The
Final Report of the Attorney General's Review Team on the Handling of the Los Alamos National Laboratory Investigation dated May 2000, also known as the "Bellows Report," has been released in heavily censored form under the Freedom of Information Act and is now available on the Department of Justice website as a series of scanned PDF files.
Chapters
15 and
17 provide details of Dr. Lee's 23 December 1998 polygraph interrogation by Department of Energy contractor Wackenhut and his 10 February 1999 polygraph interrogation by the FBI. One interesting detail mentioned in the report that was new to me is that Dr. Lee's DOE polygraph interrogation was a complete pretext, after which then DOE counterintelligence chief Ed Curran planned to suspend Lee's access to classified information. Curran had foreseen only two possibilities: either Lee would refuse the polygraph or he would take it and fail. When DOE's polygraphers reported that Lee had passed it (the words "blown it away" are mentioned), Curran was not prepared for this result and decided to suspend Lee's security clearance the next day, anyhow.
(By some coincidence, the DOE established a "Quality Assurance Program" in January 1999 which determined that Lee hadn't "blown it away" after all, but that his polygraph "test" was "not finished.")
The Bellows Report provides some discussion of how the DOE and FBI polygraph units, respectively headed by David Renzelman and Ken Shull (their names are redacted from the report) came to re-interpret Lee's strongly passing score.

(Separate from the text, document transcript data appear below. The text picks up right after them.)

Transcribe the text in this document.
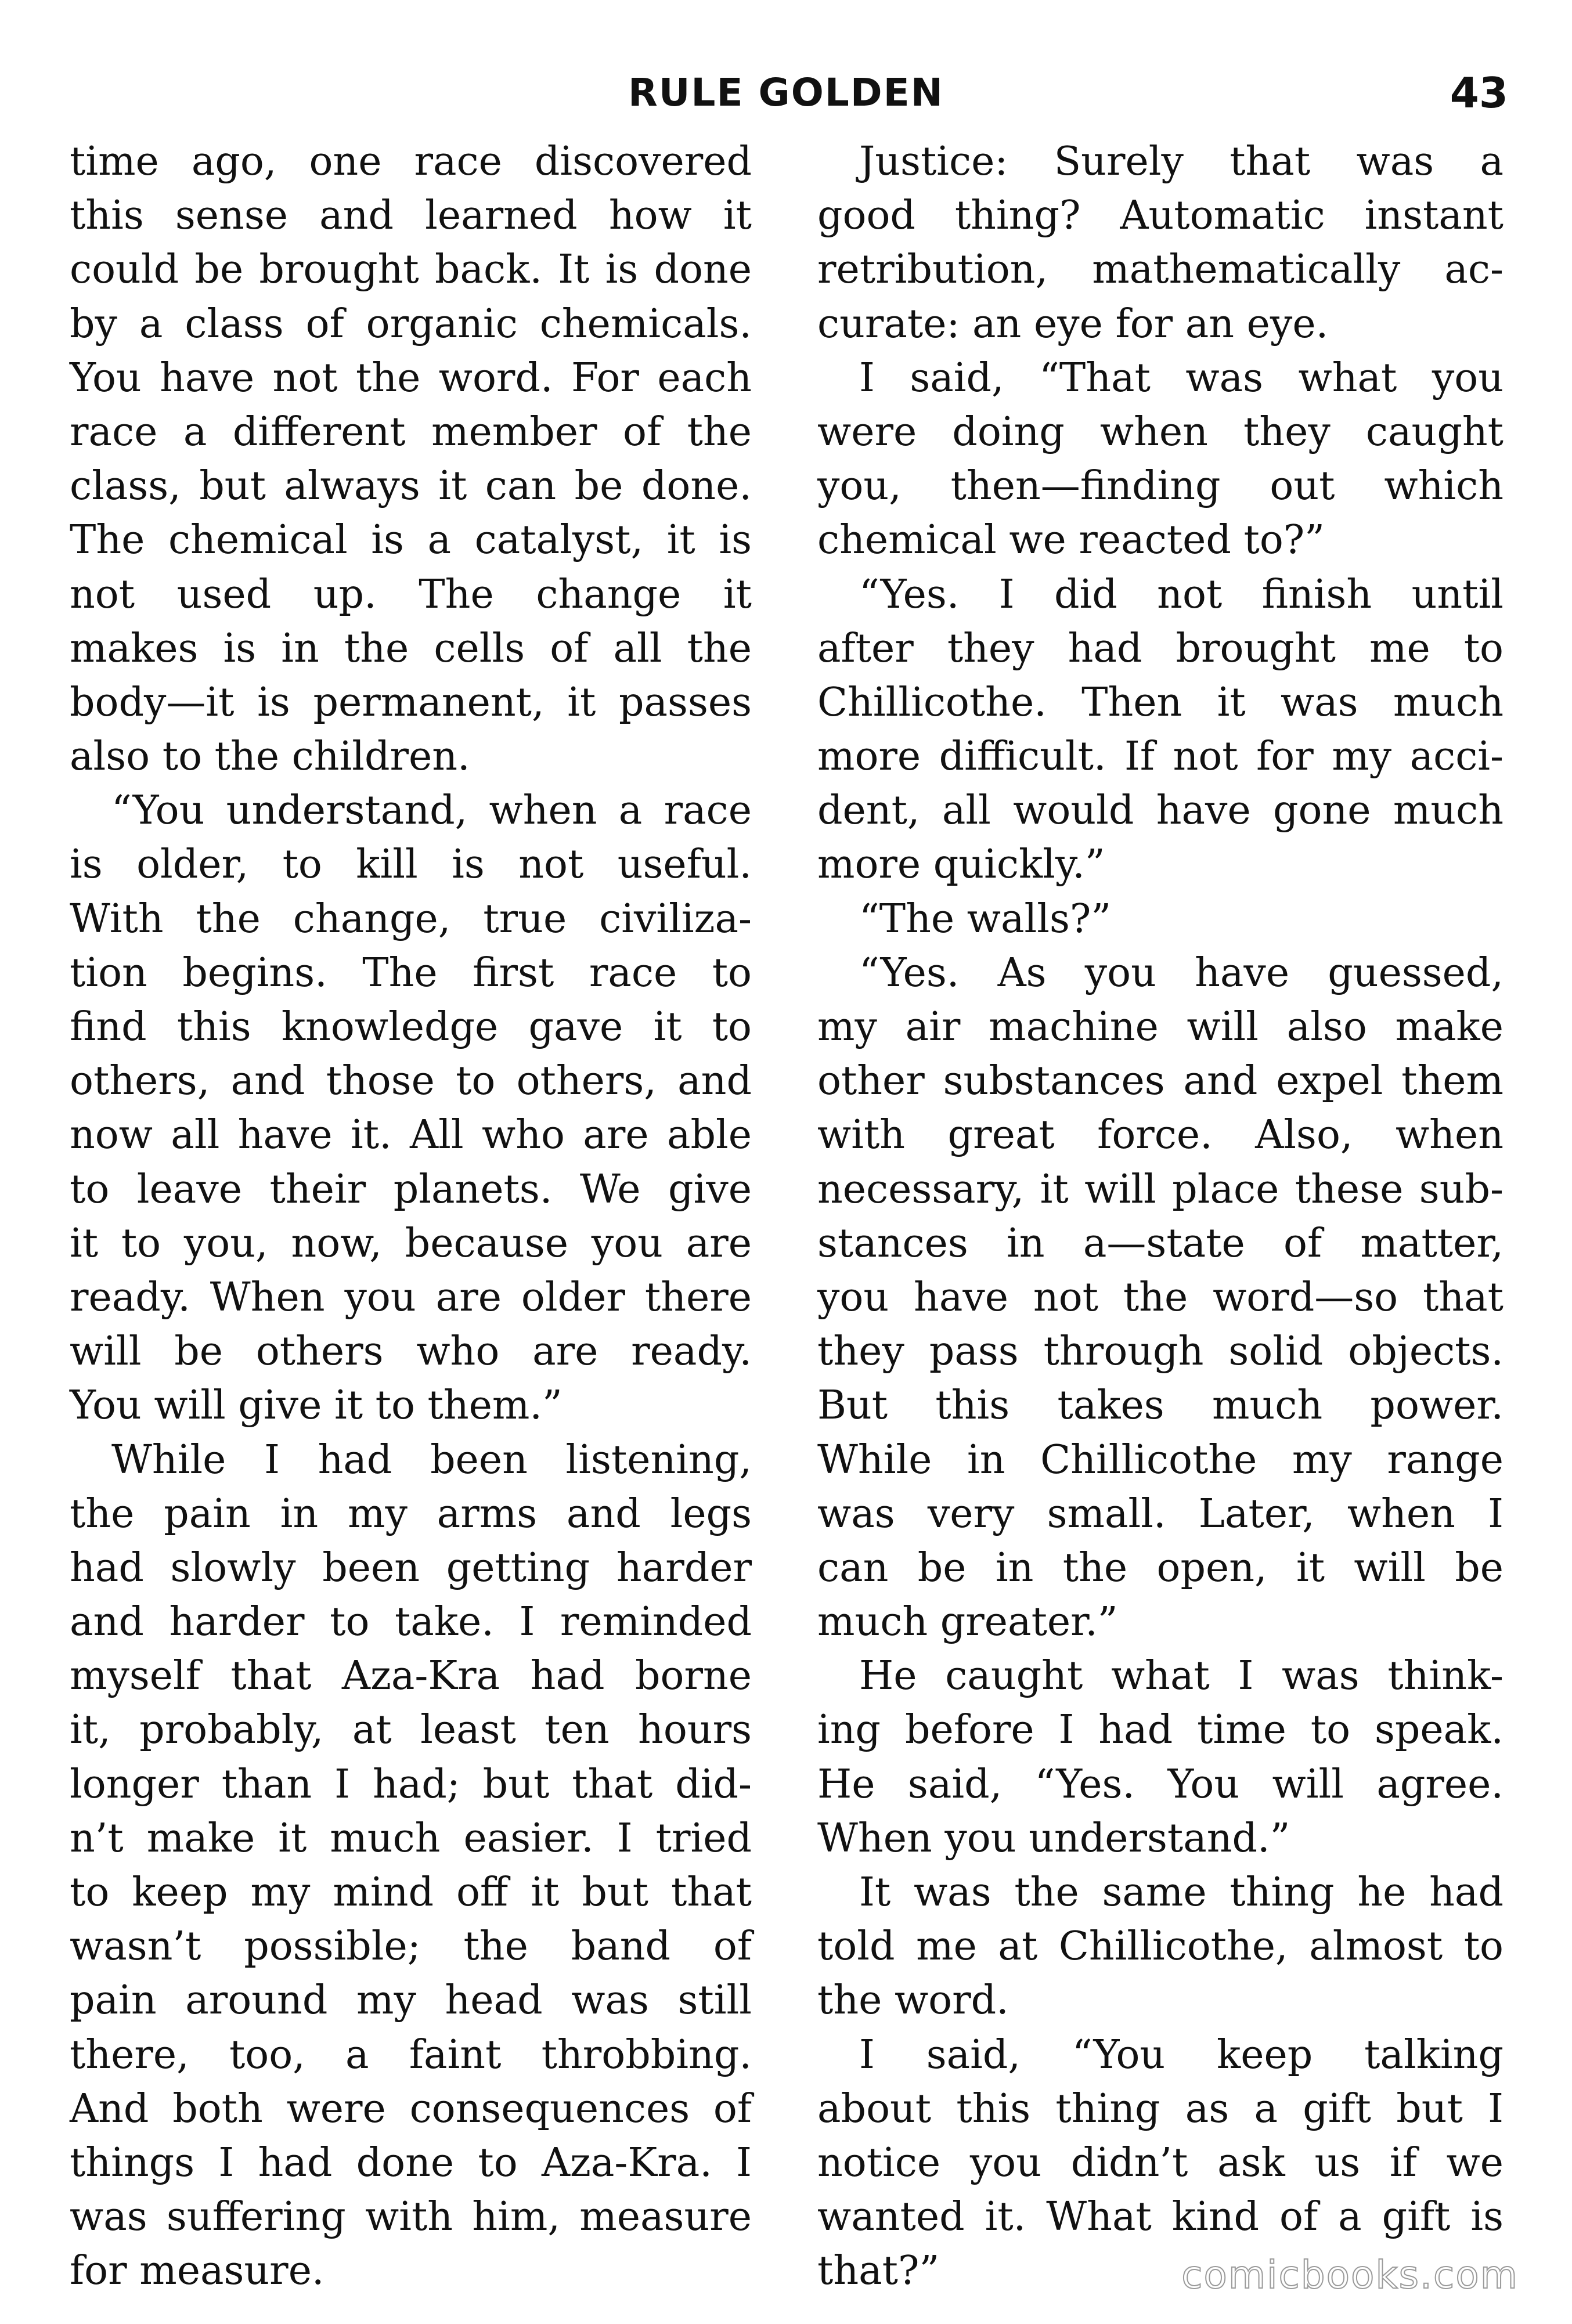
RULE GOLDEN	43
time ago, one race discovered
this sense and learned how it
could be brought back. It is done
by a class of organic chemicals.
You have not the word. For each
race a different member of the
class, but always it can be done.
The chemical is a catalyst, it is
not used up. The change it
makes is in the cells of all the
body—it is permanent, it passes
also to the children.
“You understand, when a race
is older, to kill is not useful.
With the change, true civiliza-
tion begins. The first race to
find this knowledge gave it to
others, and those to others, and
now all have it. All who are able
to leave their planets. We give
it to you, now, because you are
ready. When you are older there
will be others who are ready.
You will give it to them.”
While I had been listening,
the pain in my arms and legs
had slowly been getting harder
and harder to take. I reminded
myself that Aza-Kra had borne
it, probably, at least ten hours
longer than I had; but that did-
n’t make it much easier. I tried
to keep my mind off it but that
wasn’t possible; the band of
pain around my head was still
there, too, a faint throbbing.
And both were consequences of
things I had done to Aza-Kra. I
was suffering with him, measure
for measure.
Justice: Surely that was a
good thing? Automatic instant
retribution, mathematically ac-
curate: an eye for an eye.
I said, “That was what you
were doing when they caught
you, then—finding out which
chemical we reacted to?”
“Yes. I did not finish until
after they had brought me to
Chillicothe. Then it was much
more difficult. If not for my acci-
dent, all would have gone much
more quickly.”
“The walls?”
“Yes. As you have guessed,
my air machine will also make
other substances and expel them
with great force. Also, when
necessary, it will place these sub-
stances in a—state of matter,
you have not the word—so that
they pass through solid objects.
But this takes much power.
While in Chillicothe my range
was very small. Later, when I
can be in the open, it will be
much greater.”
He caught what I was think-
ing before I had time to speak.
He said, “Yes. You will agree.
When you understand.”
It was the same thing he had
told me at Chillicothe, almost to
the word.
I said, “You keep talking
about this thing as a gift but I
notice you didn’t ask us if we
wanted it. What kind of a gift is
that?”	comicbooks.com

While Renzelman has told the National Academy of Sciences that Lee's DOE polygraph was "not finished," and that Ken Shull agreed, the latter seemingly reported Lee's polygraph outcome as "inconclusive, if not deceptive" to FBI officials. (For more on this, see my 26 July 2001
referral to the FBI Office of Professional Responsibility regarding apparently false FBI testimony regarding Wen Ho Lee's polygraph interrogations.)

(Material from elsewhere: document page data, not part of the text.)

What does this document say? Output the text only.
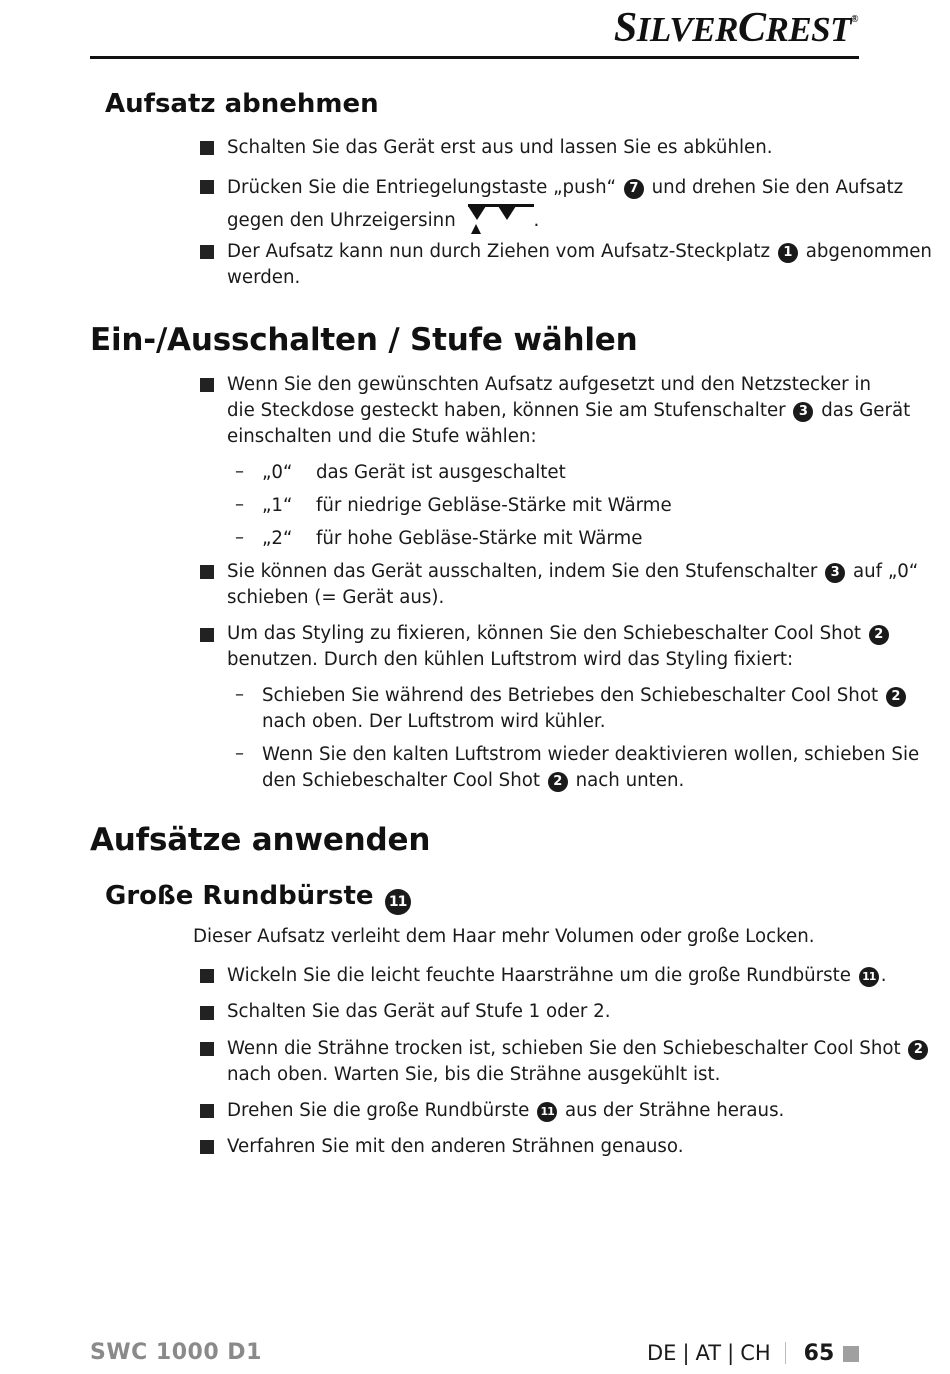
SILVERCREST®
Aufsatz abnehmen
Schalten Sie das Gerät erst aus und lassen Sie es abkühlen.
Drücken Sie die Entriegelungstaste „push“ 7 und drehen Sie den Aufsatz
gegen den Uhrzeigersinn	.
Der Aufsatz kann nun durch Ziehen vom Aufsatz-Steckplatz 1 abgenommen
werden.
Ein-/Ausschalten / Stufe wählen
Wenn Sie den gewünschten Aufsatz aufgesetzt und den Netzstecker in
die Steckdose gesteckt haben, können Sie am Stufenschalter 3 das Gerät
einschalten und die Stufe wählen:
– „0“ das Gerät ist ausgeschaltet
– „1“ für niedrige Gebläse-Stärke mit Wärme
– „2“ für hohe Gebläse-Stärke mit Wärme
Sie können das Gerät ausschalten, indem Sie den Stufenschalter 3 auf „0“
schieben (= Gerät aus).
Um das Styling zu fixieren, können Sie den Schiebeschalter Cool Shot 2
benutzen. Durch den kühlen Luftstrom wird das Styling fixiert:
– Schieben Sie während des Betriebes den Schiebeschalter Cool Shot 2
nach oben. Der Luftstrom wird kühler.
– Wenn Sie den kalten Luftstrom wieder deaktivieren wollen, schieben Sie
den Schiebeschalter Cool Shot 2 nach unten.
Aufsätze anwenden
Große Rundbürste 11
Dieser Aufsatz verleiht dem Haar mehr Volumen oder große Locken.
Wickeln Sie die leicht feuchte Haarsträhne um die große Rundbürste 11 .
Schalten Sie das Gerät auf Stufe 1 oder 2.
Wenn die Strähne trocken ist, schieben Sie den Schiebeschalter Cool Shot 2
nach oben. Warten Sie, bis die Strähne ausgekühlt ist.
Drehen Sie die große Rundbürste 11 aus der Strähne heraus.
Verfahren Sie mit den anderen Strähnen genauso.
SWC 1000 D1	DE | AT | CH 65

One interesting tidbit is found in footnote 865 at p. 645 of
Chapter 17, which describes an e-mail message about Lee's DOE polygraph interrogation, the author's name of which has been redacted (I presume it was written by DOE polygraph chief Renzelman):
Quote:865(U) [redacted] made a similar point in an e-mail to Curran: "There is no doubt that he was not involved in committing espionage against the US or that he has not provided any classified weapons data, but I am really uncomfortable with the contact issues. * * * I have been in touch with [redacted] ... [redacted] ... and four instructors at the DOD Polygraph Institute. After discussion of these concerns, we all agree that I should recommend to you that this person be re-tested on the 'contact' issue." (DOE 2301)
What I found particularly alarming in the Bellows Report is the misguided faith that the FBI puts into polygraphy (when it suits their purposes), evidence of which is manifest throughout the two chapters. Federal prosecutor Randy Bellows himself clearly seems to have been taken in by the pseudoscience of polygraphy.